Le Parti libéral a besoin d’un chef, mais surtout de renouveau

Tous compte fait, Brian Gallant aura pris la bonne décision. Et comme le disait si bien mon ancien patron Frank McKenna, il est plus difficile de décider de sa sortie en politique que de planifier son entrée. Car si on ne décide pas de sa retraite, quelqu’un d’autre pourrait le faire pour vous et certainement pas de la façon dont vous le souhaitiez!

En prenant le temps de réfléchir après la chute de son gouvernement, Brian Gallant se sera vite rendu compte que les deuxièmes chances sont pratiquement inexistantes dans notre système politique, d’autant plus que la défaite de son parti fut malgré un nombre de députés presque égal aux conservateurs fut cuisante.

Il quitte de façon honorable, offrant au caucus un chef aguerri pour mener les troupes libérales en Chambre et permettra en même temps au parti de se trouver un nouveau (ou une nouvelle) chef(e) pour rebâtir le parti et faire opposition aux forces conservatrices qui dirigent présentement la province.

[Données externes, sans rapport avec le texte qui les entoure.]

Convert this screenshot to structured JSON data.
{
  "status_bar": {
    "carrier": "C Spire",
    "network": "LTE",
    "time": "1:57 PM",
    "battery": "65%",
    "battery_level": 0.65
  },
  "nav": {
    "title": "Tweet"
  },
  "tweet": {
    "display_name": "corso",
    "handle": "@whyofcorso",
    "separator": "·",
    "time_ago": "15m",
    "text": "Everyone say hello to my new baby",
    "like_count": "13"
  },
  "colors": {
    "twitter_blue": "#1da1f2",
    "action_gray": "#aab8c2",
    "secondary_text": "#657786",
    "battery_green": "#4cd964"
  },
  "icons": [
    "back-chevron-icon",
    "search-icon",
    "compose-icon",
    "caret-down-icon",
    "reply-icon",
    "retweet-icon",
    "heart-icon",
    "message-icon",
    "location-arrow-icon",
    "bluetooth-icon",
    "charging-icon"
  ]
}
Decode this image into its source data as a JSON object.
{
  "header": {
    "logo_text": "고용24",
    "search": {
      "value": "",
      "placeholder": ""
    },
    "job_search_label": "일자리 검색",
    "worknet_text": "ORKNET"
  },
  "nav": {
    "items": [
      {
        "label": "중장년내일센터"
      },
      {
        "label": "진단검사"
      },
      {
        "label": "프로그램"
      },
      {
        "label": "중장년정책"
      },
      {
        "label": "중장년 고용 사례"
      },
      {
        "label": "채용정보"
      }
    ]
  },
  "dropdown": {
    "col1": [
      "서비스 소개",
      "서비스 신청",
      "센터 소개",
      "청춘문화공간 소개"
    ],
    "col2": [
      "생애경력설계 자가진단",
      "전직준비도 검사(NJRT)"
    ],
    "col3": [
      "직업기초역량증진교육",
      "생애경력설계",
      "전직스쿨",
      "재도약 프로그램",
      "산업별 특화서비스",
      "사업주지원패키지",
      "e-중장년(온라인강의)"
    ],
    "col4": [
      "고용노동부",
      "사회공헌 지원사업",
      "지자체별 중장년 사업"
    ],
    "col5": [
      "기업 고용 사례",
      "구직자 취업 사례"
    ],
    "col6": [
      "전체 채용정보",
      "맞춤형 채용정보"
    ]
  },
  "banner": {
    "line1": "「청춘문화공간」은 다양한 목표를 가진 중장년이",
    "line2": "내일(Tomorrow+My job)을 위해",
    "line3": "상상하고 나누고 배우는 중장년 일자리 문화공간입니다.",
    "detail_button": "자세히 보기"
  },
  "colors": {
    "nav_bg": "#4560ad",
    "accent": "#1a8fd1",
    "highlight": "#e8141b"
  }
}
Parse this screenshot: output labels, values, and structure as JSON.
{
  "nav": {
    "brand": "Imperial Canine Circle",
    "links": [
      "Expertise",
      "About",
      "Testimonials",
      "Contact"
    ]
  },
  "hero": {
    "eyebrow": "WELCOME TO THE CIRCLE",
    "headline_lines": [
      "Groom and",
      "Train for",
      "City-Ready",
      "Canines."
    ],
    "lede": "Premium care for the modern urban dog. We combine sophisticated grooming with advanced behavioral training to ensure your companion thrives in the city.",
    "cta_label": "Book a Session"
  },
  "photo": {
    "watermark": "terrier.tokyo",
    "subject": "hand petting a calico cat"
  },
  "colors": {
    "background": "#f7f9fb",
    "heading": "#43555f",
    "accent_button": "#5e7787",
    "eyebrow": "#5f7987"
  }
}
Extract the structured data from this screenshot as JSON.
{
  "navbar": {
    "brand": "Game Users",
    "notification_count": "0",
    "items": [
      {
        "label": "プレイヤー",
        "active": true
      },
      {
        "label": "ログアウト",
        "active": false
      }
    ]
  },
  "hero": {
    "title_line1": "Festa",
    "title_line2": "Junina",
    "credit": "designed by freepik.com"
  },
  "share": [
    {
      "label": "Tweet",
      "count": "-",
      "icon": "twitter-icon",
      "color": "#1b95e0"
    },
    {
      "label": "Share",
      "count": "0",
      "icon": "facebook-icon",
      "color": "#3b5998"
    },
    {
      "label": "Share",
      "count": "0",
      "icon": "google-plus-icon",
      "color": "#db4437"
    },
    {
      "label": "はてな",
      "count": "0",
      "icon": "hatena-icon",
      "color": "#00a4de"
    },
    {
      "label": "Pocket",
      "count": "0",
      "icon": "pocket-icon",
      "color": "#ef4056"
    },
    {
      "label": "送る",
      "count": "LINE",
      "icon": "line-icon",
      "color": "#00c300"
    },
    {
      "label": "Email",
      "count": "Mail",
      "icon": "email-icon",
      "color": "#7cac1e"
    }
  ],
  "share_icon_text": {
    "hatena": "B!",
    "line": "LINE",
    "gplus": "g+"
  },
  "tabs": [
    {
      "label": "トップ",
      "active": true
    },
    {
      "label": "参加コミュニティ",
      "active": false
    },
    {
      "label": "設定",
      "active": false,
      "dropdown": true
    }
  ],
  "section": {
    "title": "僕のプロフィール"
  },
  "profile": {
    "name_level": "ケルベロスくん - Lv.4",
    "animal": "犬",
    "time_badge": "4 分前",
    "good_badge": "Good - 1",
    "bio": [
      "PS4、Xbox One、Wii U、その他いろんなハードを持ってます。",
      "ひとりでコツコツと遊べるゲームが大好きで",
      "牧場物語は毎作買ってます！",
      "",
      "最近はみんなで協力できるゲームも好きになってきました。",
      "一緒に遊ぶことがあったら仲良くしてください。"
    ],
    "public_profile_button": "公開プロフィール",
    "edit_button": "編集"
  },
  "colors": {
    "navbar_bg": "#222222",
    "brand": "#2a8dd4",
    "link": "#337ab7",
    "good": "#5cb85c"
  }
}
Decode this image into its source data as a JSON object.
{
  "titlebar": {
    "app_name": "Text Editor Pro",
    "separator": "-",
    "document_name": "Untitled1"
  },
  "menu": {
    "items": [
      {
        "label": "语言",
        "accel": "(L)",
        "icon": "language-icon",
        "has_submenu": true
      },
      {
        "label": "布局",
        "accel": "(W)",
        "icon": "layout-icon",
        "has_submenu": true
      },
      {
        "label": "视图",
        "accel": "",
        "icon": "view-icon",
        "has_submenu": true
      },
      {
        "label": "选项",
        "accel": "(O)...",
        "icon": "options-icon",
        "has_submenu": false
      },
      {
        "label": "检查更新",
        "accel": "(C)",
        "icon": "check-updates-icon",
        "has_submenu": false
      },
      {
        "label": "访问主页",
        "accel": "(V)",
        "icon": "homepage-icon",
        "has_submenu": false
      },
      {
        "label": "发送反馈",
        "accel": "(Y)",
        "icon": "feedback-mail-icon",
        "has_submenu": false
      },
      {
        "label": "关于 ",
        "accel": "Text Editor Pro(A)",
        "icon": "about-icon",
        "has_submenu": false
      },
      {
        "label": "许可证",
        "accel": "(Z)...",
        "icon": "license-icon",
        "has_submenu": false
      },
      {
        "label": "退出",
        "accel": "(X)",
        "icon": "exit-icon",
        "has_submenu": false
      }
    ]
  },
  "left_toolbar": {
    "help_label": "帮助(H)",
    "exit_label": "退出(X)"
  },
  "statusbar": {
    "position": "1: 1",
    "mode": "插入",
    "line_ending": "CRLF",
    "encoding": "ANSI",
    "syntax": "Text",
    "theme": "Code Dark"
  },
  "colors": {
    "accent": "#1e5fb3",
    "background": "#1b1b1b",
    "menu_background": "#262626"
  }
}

En décidant de partir, Brian Gallant redonne en quelque sorte l’avantage de la glace aux libéraux. Il permettra au parti de Louis Robichaud de se reconnecter avec sa base, de bâtir une plateforme à la mesure d’une province en besoin de changement, et surtout, il permet aux Néo-Brunswickois d’avoir une nouvelle alternative contre Blaine Higgs, qui ne l’oublions pas a subi électoralement un rejet encore plus grand que celui qu’a connu Brian Gallant.

Rappelons-nous également que les règles régissant le choix d’un chef au Parti libéral du Nouveau-Brunswick sont parmi les plus démocratiques, puisqu’ils donnent à toutes les circonscriptions un vote égal dans le choix du chef. Cette méthode évite les situations où une partie de la province et même une circonscription peuvent décider du choix du chef. Le processus a aussi l’avantage d’impliquer des milliers de militants qui stimule à la fois les candidats et les idées. Le Parti libéral a autant besoin d’un renouveau qu’il a besoin d’un chef. Qu’on ne réagisse pas seulement devant l’éventualité d’un vote à court terme. Il est plus important pour le Nouveau-Brunswick de se voir offrir une vision à long terme que de choisir la personne qui deviendra leur chef. S’il faut passer son tour aux prochaines élections pour redonner au parti la fortitude qu’il a besoin pour rebâtir notre province, qu’on le fasse.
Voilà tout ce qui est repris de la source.